Professor MARTIN KENDALL, chairman of the BNF Joint Formulary Committee and professor of clinical pharmacology and therapeutics, Birmingham medical school, added that although the BNF was now over 800 pages long, it still fitted in the pocket. The BNF was unique it that pulled together all available information, including guidance from the National Institute for Clinical Excellence (NICE), advice from experts and the collective wisdom of its editorial staff.

Professor JUDITH CANTRILL, School of Pharmacy and Pharmaceutical Sciences, University of Manchester, said that many health care professionals did not know what was in the BNF and that pharmacy students in Manchester were trained how to use it before leaving university.

Guidelines at the point of care

A crucial issue for clinical prescribers was having appropriate prescribing guidance readily available at the point of care said Dr JONATHAN RAY, consultant chemical pathologist, Oxford Radcliffe Hospitals. Practitioners were besieged with guidelines, protocols and frameworks, some of which were evidence-based, but some of which were not. Some were generated locally; others by professional and government bodies. Identifying guidelines appropriate to the clinical context and the individual patient was a minefield.

Even with relevant, validated, evidence-based guidance, there was little chance of affecting practice without the appropriate technology to deliver the guidance, he said. Use of intranets and handheld computers to be used at the point of care could be helpful but needed to be evaluated.
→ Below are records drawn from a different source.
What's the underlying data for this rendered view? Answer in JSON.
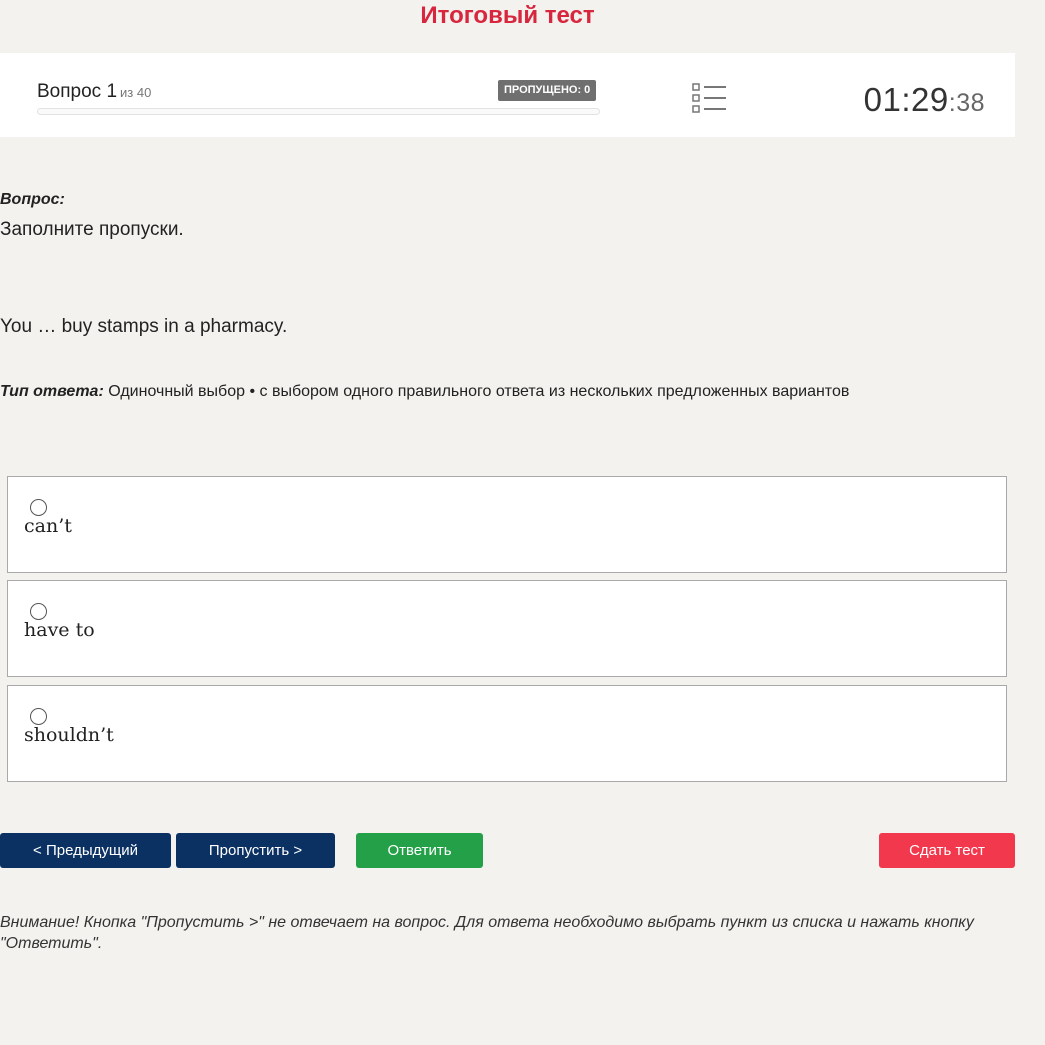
{
  "page": {
    "title": "Итоговый тест"
  },
  "header": {
    "question_label": "Вопрос 1",
    "question_of": "из 40",
    "skipped_badge": "ПРОПУЩЕНО: 0",
    "timer_main": "01:29",
    "timer_sep": ":",
    "timer_seconds": "38",
    "progress": 0
  },
  "question": {
    "label": "Вопрос:",
    "instruction": "Заполните пропуски.",
    "sentence": "You … buy stamps in a pharmacy.",
    "answer_type_label": "Тип ответа:",
    "answer_type_value": "Одиночный выбор • с выбором одного правильного ответа из нескольких предложенных вариантов"
  },
  "options": [
    {
      "text": "can’t"
    },
    {
      "text": "have to"
    },
    {
      "text": "shouldn’t"
    }
  ],
  "buttons": {
    "prev": "< Предыдущий",
    "skip": "Пропустить >",
    "answer": "Ответить",
    "submit": "Сдать тест"
  },
  "warning": "Внимание! Кнопка \"Пропустить >\" не отвечает на вопрос. Для ответа необходимо выбрать пункт из списка и нажать кнопку \"Ответить\".",
  "colors": {
    "title": "#d7263d",
    "primary_button": "#0b3163",
    "answer_button": "#24a148",
    "submit_button": "#f2384d",
    "badge": "#6f6f6f"
  },
  "icons": {
    "question_list": "list-icon"
  }
}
Moreover, embedding certain guidelines and not others in clinical computer systems could reduce pressures on staff by reducing choices, but threatened clinical freedom and altered where responsibility for clinical decision-making lay.

ETP update

Professor Sir JOHN PATTISON, director of research, analysis and information, Department of Health, updated participants on the electronic transfer of prescriptions (ETP) project. Of the three consortia in the pilots Pharmacy2U was up and running and had processed its first prescriptions at the end of March. Both the Transcript consortium and the SchlumbergerSema consortium were due to start in early June and would run for six months. Evaluation would be conducted in December 2002, with a report following as soon as possible, he said.